Creating the calculated member is the simplest option, so why not do that? Well, the ‘real member’ option has several advantages, such as:
- You have absolute control over where the member appears in the hierarchy, unlike with a calculated member
- Real members can have children, calculated members can’t
- Real members can have member properties associated with them, calculated members can’t
- It’s easier to manage all of your dimension members in one place, ie in the dimension table itself
- It’s easier to write scoped assignments which cover only real members; writing scoped assignments that cover multiple calculated members can be a pain (see my blog entry here for example).
- Some client tools (ok, Excel 2007) have problems with displaying and selecting calculated members on non-measures dimensions. For another practical example of the ‘real member’ technique, see Marco Russo’s blog entry on using it to create a time utility dimension here to get around exactly this issue.

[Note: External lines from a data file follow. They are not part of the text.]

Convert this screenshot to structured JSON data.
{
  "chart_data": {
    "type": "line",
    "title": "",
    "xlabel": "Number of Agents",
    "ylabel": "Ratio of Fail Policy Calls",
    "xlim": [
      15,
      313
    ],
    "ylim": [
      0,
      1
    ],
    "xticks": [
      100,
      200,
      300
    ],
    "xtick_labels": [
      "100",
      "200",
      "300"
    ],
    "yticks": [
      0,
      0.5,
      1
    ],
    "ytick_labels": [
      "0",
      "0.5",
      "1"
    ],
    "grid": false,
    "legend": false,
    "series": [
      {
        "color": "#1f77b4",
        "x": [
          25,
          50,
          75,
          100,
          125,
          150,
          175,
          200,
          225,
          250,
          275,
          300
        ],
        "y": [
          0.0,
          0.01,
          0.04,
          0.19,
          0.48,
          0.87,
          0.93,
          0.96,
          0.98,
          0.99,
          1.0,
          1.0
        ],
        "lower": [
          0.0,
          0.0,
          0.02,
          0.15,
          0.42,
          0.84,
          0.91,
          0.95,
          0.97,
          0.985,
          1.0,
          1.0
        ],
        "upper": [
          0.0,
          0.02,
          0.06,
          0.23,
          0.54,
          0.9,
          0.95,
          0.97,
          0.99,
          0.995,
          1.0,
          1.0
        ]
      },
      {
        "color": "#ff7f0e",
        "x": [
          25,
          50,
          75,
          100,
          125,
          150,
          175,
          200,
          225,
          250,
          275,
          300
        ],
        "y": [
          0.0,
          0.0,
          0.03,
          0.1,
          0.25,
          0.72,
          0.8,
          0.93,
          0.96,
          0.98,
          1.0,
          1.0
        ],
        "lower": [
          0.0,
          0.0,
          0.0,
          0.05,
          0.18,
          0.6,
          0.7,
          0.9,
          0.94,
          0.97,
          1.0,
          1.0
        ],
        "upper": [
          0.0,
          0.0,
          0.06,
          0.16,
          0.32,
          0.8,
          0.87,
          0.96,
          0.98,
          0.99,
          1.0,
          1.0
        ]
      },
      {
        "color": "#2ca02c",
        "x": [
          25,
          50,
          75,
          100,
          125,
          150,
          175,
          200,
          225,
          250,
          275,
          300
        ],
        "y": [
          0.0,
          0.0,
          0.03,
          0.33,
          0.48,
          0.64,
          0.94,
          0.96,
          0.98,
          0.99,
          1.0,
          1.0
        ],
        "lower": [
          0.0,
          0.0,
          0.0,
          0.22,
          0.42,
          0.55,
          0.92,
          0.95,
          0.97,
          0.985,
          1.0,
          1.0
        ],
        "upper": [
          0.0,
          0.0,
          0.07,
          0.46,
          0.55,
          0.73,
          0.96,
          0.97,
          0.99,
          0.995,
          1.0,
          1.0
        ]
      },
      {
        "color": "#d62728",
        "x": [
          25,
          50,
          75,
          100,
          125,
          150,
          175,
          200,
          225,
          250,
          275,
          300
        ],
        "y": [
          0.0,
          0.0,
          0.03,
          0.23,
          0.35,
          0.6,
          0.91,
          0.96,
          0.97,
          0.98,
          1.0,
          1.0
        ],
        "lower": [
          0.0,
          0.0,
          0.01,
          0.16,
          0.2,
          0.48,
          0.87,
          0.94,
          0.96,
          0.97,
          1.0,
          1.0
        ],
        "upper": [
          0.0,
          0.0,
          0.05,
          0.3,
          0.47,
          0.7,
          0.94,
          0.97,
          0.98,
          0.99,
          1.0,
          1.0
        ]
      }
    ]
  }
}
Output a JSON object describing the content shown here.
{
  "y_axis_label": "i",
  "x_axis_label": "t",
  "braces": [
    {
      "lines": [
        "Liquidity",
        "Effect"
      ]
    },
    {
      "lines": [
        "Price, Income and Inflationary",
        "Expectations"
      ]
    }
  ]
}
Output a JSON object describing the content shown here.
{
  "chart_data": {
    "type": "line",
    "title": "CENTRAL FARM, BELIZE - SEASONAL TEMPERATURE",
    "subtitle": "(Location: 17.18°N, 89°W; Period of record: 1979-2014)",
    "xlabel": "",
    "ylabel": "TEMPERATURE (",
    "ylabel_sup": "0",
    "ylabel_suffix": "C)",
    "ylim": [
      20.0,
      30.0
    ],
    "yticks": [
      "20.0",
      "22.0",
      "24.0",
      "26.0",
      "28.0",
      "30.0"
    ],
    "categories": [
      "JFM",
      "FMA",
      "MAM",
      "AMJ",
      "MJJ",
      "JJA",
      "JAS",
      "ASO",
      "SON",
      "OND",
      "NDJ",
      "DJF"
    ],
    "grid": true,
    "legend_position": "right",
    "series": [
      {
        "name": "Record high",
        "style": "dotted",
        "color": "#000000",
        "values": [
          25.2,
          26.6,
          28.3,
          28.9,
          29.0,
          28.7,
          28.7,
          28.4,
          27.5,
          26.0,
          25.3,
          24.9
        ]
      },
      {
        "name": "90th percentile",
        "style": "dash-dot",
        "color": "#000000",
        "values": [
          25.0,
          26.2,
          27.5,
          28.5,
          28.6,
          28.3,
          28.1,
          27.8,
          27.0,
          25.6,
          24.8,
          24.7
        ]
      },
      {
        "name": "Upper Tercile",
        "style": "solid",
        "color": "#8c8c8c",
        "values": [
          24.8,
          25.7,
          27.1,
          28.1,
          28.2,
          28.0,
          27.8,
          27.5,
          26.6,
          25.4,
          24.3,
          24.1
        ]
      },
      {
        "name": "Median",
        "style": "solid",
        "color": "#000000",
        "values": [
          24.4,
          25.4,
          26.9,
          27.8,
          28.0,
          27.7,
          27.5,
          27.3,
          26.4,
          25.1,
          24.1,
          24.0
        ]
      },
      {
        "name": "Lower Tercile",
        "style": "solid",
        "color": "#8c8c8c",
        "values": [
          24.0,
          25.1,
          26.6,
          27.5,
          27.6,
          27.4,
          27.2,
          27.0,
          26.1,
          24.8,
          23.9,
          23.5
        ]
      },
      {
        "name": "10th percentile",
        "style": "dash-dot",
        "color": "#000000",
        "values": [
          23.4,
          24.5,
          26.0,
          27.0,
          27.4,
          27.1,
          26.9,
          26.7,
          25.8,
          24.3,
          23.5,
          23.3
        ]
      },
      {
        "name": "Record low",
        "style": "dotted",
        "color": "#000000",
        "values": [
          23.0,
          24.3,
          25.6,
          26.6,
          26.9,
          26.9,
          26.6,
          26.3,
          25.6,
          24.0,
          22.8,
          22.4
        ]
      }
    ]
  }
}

Hmm, so that’s great, are there any disadvantages to using it? I’m going to have to be vague here, unfortunately, because I don’t understand what’s going on inside AS to be able to say for sure, but in many cases where I’ve seen the ‘real member’ technique used it’s been associated with poor query performance. Even where the calculation involved has been trivial and there has been no further aggregation of the resulting value involved, I’ve seen situations where queries are slow and Profiler has gone nuts. It certainly doesn’t happen for every calculation and every query, but when it has and I’ve created a calculated member that contains the same calculation performance has been much better. I wonder what’s going on here? Maybe someone from Microsoft can comment? As you can probably guess, I’m writing this while onsite with a customer experiencing exactly this problem and I’m hoping to provoke some discussion on this topic…
In the meantime, all I can say is that be wary of using the ‘real member’ technique and test to see if a calculated member performs better. And hopefully in Katmai+1 we’ll see some of the limitations of calculated members addressed so the provide a stronger alternative.